The million-dollar story
He has the million dollar story, but doesn’t want to write it.
O’Connell will have to figure out life in this new post-Real OC realm. He’ll continue working with Sirius XM and plans on doing more live broadcasting in MMA. Since joining PFL last year, he’s also started calling undercard fights. But he doesn’t want to limit himself to anything. O’Connell has already written a novel and has the sequel all storyboarded and has the first 150 pages or so done. He wants to try his hand at screen writing, too.
It won’t be autobiographical. He knows his story has a tinge of Hollywood: the underdog fighter who emerges victorious, gets to leave with the giant check, with his dream girl by his side, a kid on the way, the perfect send-off.
“It’s truly storybook for me,” he said. “I’ve never in my career had a game plan going into a fight that was so well-defined, and then actually had the fight would turn out that way.”

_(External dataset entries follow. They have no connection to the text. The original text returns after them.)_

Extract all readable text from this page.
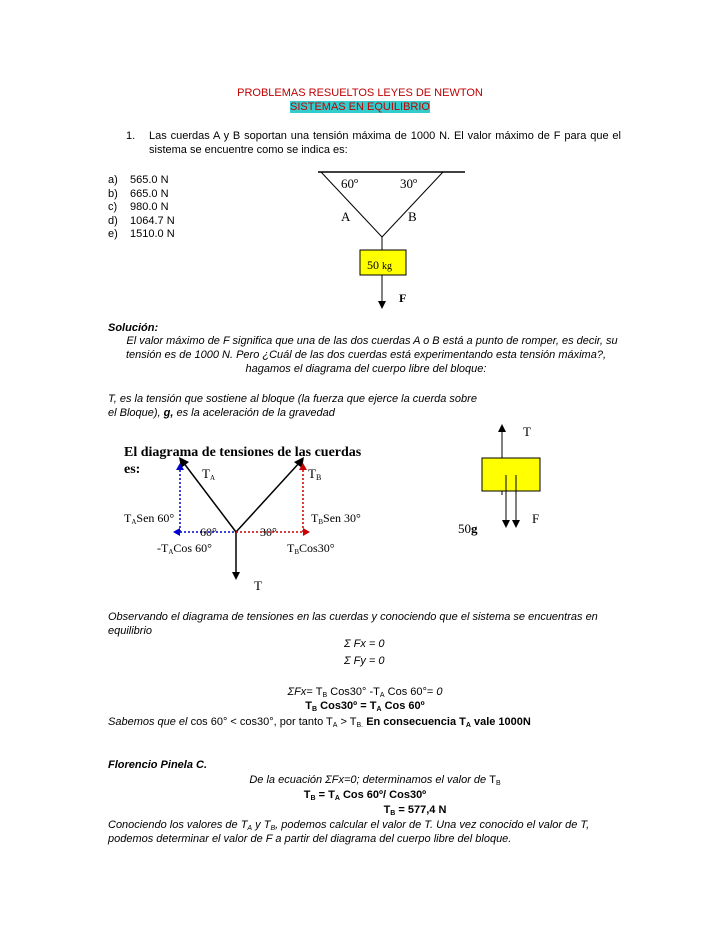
PROBLEMAS RESUELTOS LEYES DE NEWTON
SISTEMAS EN EQUILIBRIO
1. Las cuerdas A y B soportan una tensión máxima de 1000 N. El valor máximo de F para que el sistema se encuentre como se indica es:
a) 565.0 N
b) 665.0 N
c) 980.0 N
d) 1064.7 N
e) 1510.0 N
60º	30º
A	B
50 kg
F
Solución:
El valor máximo de F significa que una de las dos cuerdas A o B está a punto de romper, es decir, su tensión es de 1000 N. Pero ¿Cuál de las dos cuerdas está experimentando esta tensión máxima?, hagamos el diagrama del cuerpo libre del bloque:
T, es la tensión que sostiene al bloque (la fuerza que ejerce la cuerda sobre el Bloque), g, es la aceleración de la gravedad
El diagrama de tensiones de las cuerdas
es:	TA	TB
TASen 60°	TBSen 30°
60°	30°
-TACos 60°	TBCos30°
T
T
50g
F
Observando el diagrama de tensiones en las cuerdas y conociendo que el sistema se encuentras en equilibrio
Σ Fx = 0
Σ Fy = 0
$\Sigma Fx= T_B$ Cos30° $-T_A$ Cos 60°= 0
$T_B$ Cos30º = $T_A$ Cos 60º
Sabemos que el cos 60° < cos30°, por tanto $T_A > T_{B.}$ En consecuencia $T_A$ vale 1000N
Florencio Pinela C.
De la ecuación ΣFx=0; determinamos el valor de $T_B$
$T_B = T_A$ Cos 60º/ Cos30º
$T_B = 577,4$ N
Conociendo los valores de $T_A$ y $T_B$, podemos calcular el valor de T. Una vez conocido el valor de T, podemos determinar el valor de F a partir del diagrama del cuerpo libre del bloque.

Now comes the hardest part, he acknowledges: Finding ways to scratch what will eventually become an insatiable competitive itch. There’s no describing the feeling to those who’ve never done it, he said. It’s the most distilled form of competition, human vs. human, no teammates to blame to instant replays to fume over.
“I was kind of surprised when he announced it,” Kendel said. “I think he did that just so I could help him stick to it. When he publicly announces it, people will hold him to it. I know he’ll be tempted to go back to it, for sure. He loves it.”
In a career once defined by risk, O’Connell is moving on. He has to figure out how to cash a $1 million check. By rule, he has to wait until his drug test clears him, then the athletic commission clears the next phase. His dream is to eventually buy a spot on Oahu, but with a young family that includes an Italian Mastiff named “Mr. President,” that might have to wait a while.
“Everyone I’ve talked to asks, ‘What are you going to do with a million bucks?’” he said.